Sometimes that can be tricky. The PD-L1 usually comes back much faster than the molecular testing. I’ve certainly been in the position of seeing that the PD-L1 is 80%. I’m all set to go with immunotherapy. And then, I find the EGFR mutation. For those patients, that really is essential to treat them with the EGFR inhibitor. We don’t know what that interplay will be in larger numbers with the toxicities, and it’s really a tragedy when patients die before they’re able to get the TKI.

Jonathan W. Riess, MD, MS: As you pointed out with the potential toxicity of immunotherapy and TKI therapy, these immunotherapy drugs, such as pembrolizumab, have a long half-life. Getting pembrolizumab and then getting started on a TKI, there’s some potential toxicity that could have been synergistic that led to that pneumonitis. Sometimes people continue EGFR TKIs through lines of progression. There’s some rationale for that, but particularly with immunotherapy, outside of a clinical trial, I would not do that. There is a risk for synergistic toxicity. Oftentimes, because of the lack of benefit outside of the clinical trial, in terms of giving immunotherapy, I usually wait for later lines of therapy and look at other options.

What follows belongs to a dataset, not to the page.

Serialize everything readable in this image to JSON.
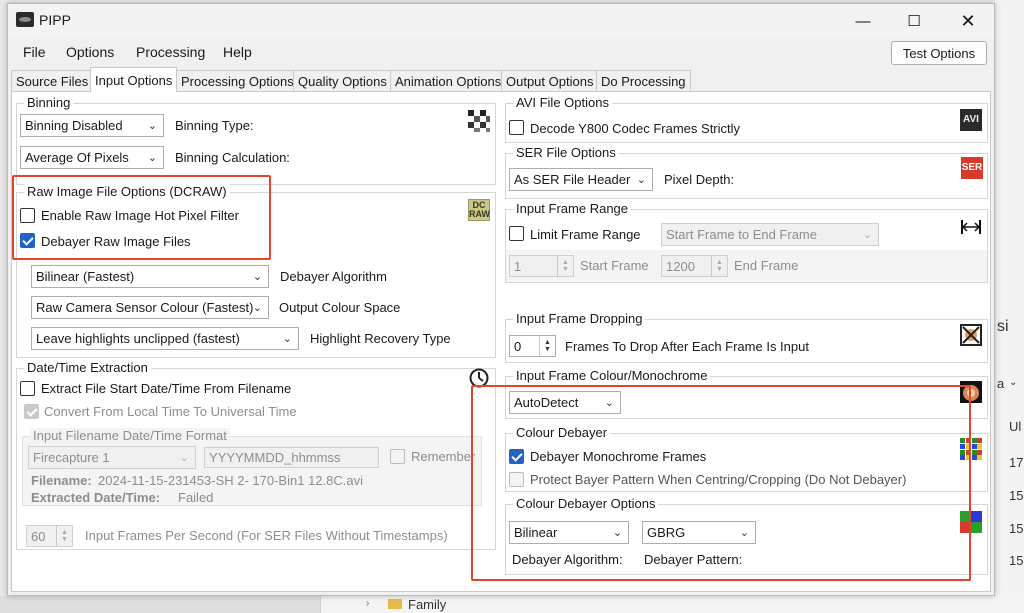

Benjamin P. Levy, MD: Much later.

Jonathan W. Riess, MD, MS: Much later. The IMpower150 study with carboplatin, Taxol (paclitaxel), bevacizumab, and atezolizumab has been provocative enough that, with chemotherapy and bevacizumab, it may lead to a reevaluation. But that was still a subset analysis.

Benjamin P. Levy, MD: It was a subset analysis of about 100 patients. I agree. I think single-agent immunotherapy is probably not a great option for EGFR-mutant lung cancer patients as first, second, third, or potentially fourth-line therapy. We need to exhaust TKIs and chemotherapy.

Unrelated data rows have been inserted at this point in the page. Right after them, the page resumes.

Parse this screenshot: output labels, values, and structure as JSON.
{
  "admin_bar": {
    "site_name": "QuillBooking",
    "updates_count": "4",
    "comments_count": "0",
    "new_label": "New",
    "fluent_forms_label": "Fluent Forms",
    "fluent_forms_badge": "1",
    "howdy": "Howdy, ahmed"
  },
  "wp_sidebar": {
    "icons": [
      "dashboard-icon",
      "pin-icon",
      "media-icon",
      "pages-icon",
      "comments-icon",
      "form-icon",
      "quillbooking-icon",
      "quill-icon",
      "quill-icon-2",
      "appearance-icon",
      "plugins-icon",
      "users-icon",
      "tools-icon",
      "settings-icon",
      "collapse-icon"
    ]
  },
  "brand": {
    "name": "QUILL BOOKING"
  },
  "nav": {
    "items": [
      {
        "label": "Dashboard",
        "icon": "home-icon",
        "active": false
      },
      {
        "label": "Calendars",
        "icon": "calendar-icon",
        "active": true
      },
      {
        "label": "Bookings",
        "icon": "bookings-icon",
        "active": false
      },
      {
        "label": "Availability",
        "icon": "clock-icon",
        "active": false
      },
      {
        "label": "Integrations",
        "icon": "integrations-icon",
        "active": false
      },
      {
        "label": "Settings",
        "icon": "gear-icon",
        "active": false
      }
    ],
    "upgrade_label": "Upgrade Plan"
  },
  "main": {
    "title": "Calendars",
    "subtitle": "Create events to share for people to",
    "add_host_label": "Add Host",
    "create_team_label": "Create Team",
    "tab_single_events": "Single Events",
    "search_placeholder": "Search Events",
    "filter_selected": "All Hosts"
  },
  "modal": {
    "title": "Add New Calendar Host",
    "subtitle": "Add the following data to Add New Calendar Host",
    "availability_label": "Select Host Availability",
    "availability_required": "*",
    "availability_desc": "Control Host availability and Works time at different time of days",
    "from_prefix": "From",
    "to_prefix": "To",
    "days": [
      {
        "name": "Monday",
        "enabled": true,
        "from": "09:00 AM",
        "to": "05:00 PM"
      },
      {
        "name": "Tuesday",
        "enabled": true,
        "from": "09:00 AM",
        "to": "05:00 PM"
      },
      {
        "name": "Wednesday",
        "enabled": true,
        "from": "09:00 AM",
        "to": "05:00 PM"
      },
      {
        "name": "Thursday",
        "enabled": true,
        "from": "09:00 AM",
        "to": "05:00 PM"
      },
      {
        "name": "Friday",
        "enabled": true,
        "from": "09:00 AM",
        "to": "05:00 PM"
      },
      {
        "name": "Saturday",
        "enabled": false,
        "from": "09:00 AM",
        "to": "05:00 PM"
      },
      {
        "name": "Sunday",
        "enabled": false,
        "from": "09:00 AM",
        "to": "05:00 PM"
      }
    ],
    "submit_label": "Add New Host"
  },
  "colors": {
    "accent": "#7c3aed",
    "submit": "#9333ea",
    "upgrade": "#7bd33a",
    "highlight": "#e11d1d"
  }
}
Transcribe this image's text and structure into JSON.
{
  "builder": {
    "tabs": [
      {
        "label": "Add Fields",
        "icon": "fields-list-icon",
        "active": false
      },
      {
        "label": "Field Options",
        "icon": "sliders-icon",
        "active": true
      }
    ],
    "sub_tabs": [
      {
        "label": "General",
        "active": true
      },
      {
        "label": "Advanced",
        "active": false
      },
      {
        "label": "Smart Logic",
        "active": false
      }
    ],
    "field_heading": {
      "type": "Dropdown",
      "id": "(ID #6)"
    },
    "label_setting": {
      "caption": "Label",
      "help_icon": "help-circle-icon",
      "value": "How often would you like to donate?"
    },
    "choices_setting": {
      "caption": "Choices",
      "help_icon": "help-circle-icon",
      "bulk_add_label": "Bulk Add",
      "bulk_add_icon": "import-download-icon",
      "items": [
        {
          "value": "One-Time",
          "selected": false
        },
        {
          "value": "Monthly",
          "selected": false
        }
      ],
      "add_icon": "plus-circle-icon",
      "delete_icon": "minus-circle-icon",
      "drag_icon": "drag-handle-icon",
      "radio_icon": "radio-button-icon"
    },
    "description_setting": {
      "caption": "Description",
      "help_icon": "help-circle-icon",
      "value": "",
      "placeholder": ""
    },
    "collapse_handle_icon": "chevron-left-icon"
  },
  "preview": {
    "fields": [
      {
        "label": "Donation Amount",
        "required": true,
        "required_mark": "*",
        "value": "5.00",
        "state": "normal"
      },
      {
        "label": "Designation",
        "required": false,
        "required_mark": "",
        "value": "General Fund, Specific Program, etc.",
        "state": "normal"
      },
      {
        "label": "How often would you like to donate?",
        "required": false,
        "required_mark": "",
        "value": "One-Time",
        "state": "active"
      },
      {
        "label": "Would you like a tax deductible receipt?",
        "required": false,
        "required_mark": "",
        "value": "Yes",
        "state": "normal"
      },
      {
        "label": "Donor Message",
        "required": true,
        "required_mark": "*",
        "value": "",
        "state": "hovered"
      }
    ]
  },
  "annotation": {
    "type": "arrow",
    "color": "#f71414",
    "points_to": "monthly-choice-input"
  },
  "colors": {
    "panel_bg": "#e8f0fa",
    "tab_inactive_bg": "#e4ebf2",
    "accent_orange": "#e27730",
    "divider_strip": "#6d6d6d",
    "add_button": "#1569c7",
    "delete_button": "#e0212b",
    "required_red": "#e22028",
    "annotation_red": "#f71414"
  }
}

Jonathan W. Riess, MD, MS: That could be a discussion with patients. A lot of patients, even with EGFR-mutant lung cancer, want immunotherapy. They want the Jimmy Carter drug. People flat out say, “Give it to me,” because of all of the hype surrounding it. While it is well founded, it doesn’t help everyone. And so, as single agents, I discourage that—except for very later lines of therapy. I often ask them to seek out clinical trials of combination therapies that may have more benefit.